In the end, Arlen Specter seems likely to take his seat as chairman of the Senate Judiciary Committee after all.
But it won't come without a pound of flesh. Ultimately, the two-week firestorm the moderate Pennsylvania Republican has faced since his comments on judicial nominations, made right after his reelection to the Senate, demonstrates just how emboldened the right wing of the Republican Party has become.
Not just antiabortion religious conservatives but also economic conservatives pushing for tort reform have used the Specter flap to make their message clear: With President Bush reelected and larger Republican majorities in both houses of Congress, the time has come to enact the conservative agenda.
"It reflects the lines of division in the election, and is in a sense the first skirmish in what's going to be a long war," says James Guth, a political scientist at Furman University in Greenville, S.C.
Now, a chastened Senator Specter, after multiple TV appearances and closed-door meetings with senators, has put himself on record as promising to ease the way to confirmation for judicial nominations Bush sends to the committee, in spite of Specter's personal support for abortion rights.
Ironically, if Specter had not made his Nov. 3 comment, he could, theoretically, have given the Bush administration more heartache on judicial nominations than he can now. Still, it hardly seemed possible in the first place that the Arlen Specter of old - the one who opposed conservative Judge Robert Bork for the Supreme Court in 1987 - would have come back to take the chair of the gatekeeping Senate Judiciary Committee.

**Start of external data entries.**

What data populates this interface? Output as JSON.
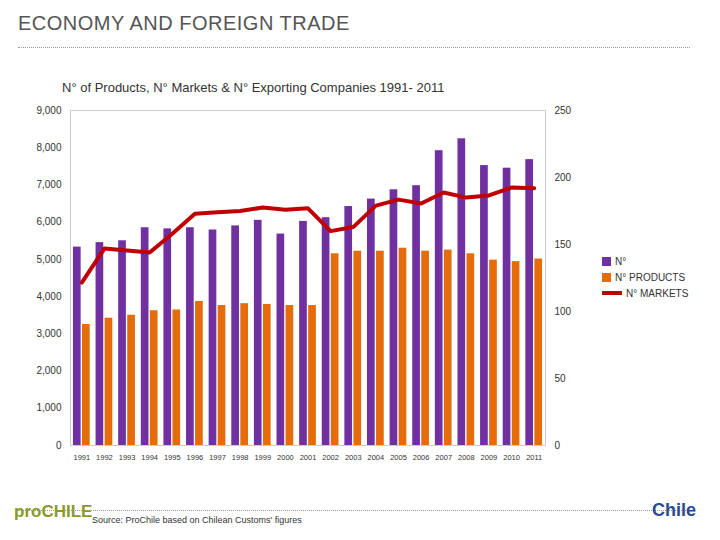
{
  "chart_data": {
    "type": "bar",
    "header": "ECONOMY AND FOREIGN TRADE",
    "title": "N° of Products, N° Markets & N° Exporting Companies 1991- 2011",
    "source": "Source: ProChile based on Chilean Customs' figures",
    "logo_left": "proCHILE",
    "logo_right": "Chile",
    "categories": [
      "1991",
      "1992",
      "1993",
      "1994",
      "1995",
      "1996",
      "1997",
      "1998",
      "1999",
      "2000",
      "2001",
      "2002",
      "2003",
      "2004",
      "2005",
      "2006",
      "2007",
      "2008",
      "2009",
      "2010",
      "2011"
    ],
    "series": [
      {
        "name": "N°",
        "type": "bar",
        "color": "#7030a0",
        "values": [
          5330,
          5450,
          5500,
          5850,
          5820,
          5850,
          5790,
          5900,
          6050,
          5680,
          6020,
          6120,
          6420,
          6620,
          6870,
          6980,
          7920,
          8240,
          7520,
          7450,
          7680
        ]
      },
      {
        "name": "N° PRODUCTS",
        "type": "bar",
        "color": "#e46c0a",
        "values": [
          3250,
          3420,
          3500,
          3620,
          3640,
          3870,
          3760,
          3810,
          3790,
          3760,
          3760,
          5150,
          5220,
          5220,
          5300,
          5220,
          5250,
          5150,
          4980,
          4940,
          5010
        ]
      },
      {
        "name": "N° MARKETS",
        "type": "line",
        "axis": "y2",
        "color": "#c00000",
        "values": [
          121.6,
          147,
          145.5,
          144,
          158,
          173,
          174,
          175,
          177.6,
          176,
          177,
          160,
          163,
          179,
          183.5,
          180.6,
          188.8,
          185,
          186.6,
          192.5,
          192
        ]
      }
    ],
    "ylim": [
      0,
      9000
    ],
    "yticks": [
      0,
      {
        "value": 1000,
        "label": "1,000"
      },
      {
        "value": 2000,
        "label": "2,000"
      },
      {
        "value": 3000,
        "label": "3,000"
      },
      {
        "value": 4000,
        "label": "4,000"
      },
      {
        "value": 5000,
        "label": "5,000"
      },
      {
        "value": 6000,
        "label": "6,000"
      },
      {
        "value": 7000,
        "label": "7,000"
      },
      {
        "value": 8000,
        "label": "8,000"
      },
      {
        "value": 9000,
        "label": "9,000"
      }
    ],
    "y2lim": [
      0,
      250
    ],
    "y2ticks": [
      0,
      50,
      100,
      150,
      200,
      250
    ],
    "grid": false,
    "legend": "right"
  }
}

Bush had helped Specter win a tough Republican primary race in Pennsylvania against a conservative, and then helped him, too, in the general election. So Specter already owed the White House, and was not expected to give Bush trouble with judicial nominees. As Specter has repeated over and over since his controversial comment, he has supported every Supreme Court nominee that has come down the pike since Judge Bork, including Clarence Thomas, as well as the other federal court nominees, some of whom were bottled up by Democrat-led filibusters.
Unlike the flap two years ago over then-Senate majority leader Trent Lott's praise of onetime segregationist Strom Thurmond - which cost Senator Lott his leadership role - Specter's offending comment at least had the merit of being true.
At his postelection news conference Nov. 3, Specter said that if Bush sent up judicial nominees who favored overturning Roe v. Wade, the 1973 Supreme Court ruling that legalized abortion, they would probably be blocked by Democrats.
"The president is well aware of what happened, when a number of his nominees were sent up, with the filibuster," Specter said. "And I would expect the president to be mindful of the considerations which I am mentioning."